Updated by Jason King over 3 years ago
- Subject changed from export of zpool with mounted and encrypted datasets leaks wrapping key to zfs diff on encrypted dataset leaks key reference
Updated by Electric Monk over 3 years ago
- Status changed from New to Closed
- % Done changed from 0 to 100
git commit 28df1ae01e4451dbbaeff3611e2544dda0f99f2b
commit 28df1ae01e4451dbbaeff3611e2544dda0f99f2b
Author: Jason King <jason.king@joyent.com>
Date: 2019-11-13T18:40:50.000Z
11947 zfs diff on encrypted dataset leaks key reference
Reviewed by: Andrew Stormont <astormont@racktopsystems.com>
Reviewed by: Andy Fiddaman <omnios@citrus-it.co.uk>
Reviewed by: Jerry Jelinek <jerry.jelinek@joyent.com>
Approved by: Gordon Ross <gordon.w.ross@gmail.com>
Updated by Joshua M. Clulow over 3 years ago
Testing Notes (from Jason)¶
To test, I built a DEBUG SmartOS platform image (PI) with the change (DEBUG illumos-joyent build), and ran the zfs test suite on a VM running the new PI. All the expected tests pass. I also ran the (soon to be RTIed) zfs diff tests on the same PI, which also passed (except for the zfs diff + large dnodes, however that will be fixed with #11950.

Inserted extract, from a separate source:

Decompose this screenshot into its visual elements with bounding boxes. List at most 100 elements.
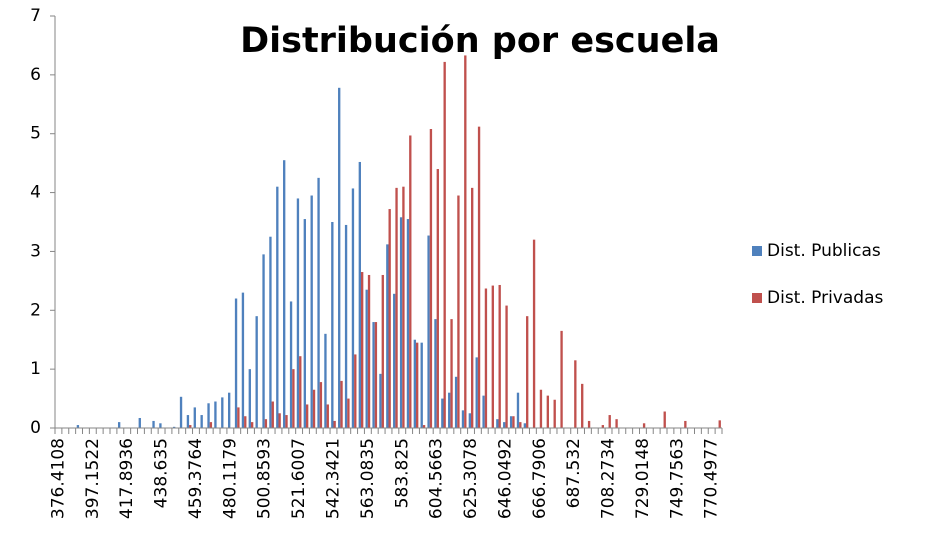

In addition, the original trigger of this bug was a DEBUG build ASSERT that gets tripped if a ‘zfs diff’ is done on an encrypted dataset whose zpool is later exported (the ASSERT is triggered because of the leaked key reference). I was able to reproduce the ASSERT panic on an unmodified SmartOS DEBUG image, and could not reproduce it on the DEBUG PI with the fix applied. I also used the (also soon to be RTIed) fixed ::zfs_refcount dcmd (#11944) before and after running ‘zfs diff’ with reference tracking enabled to verify the hold taken by ‘zfs diff’ did not show up after the command completes.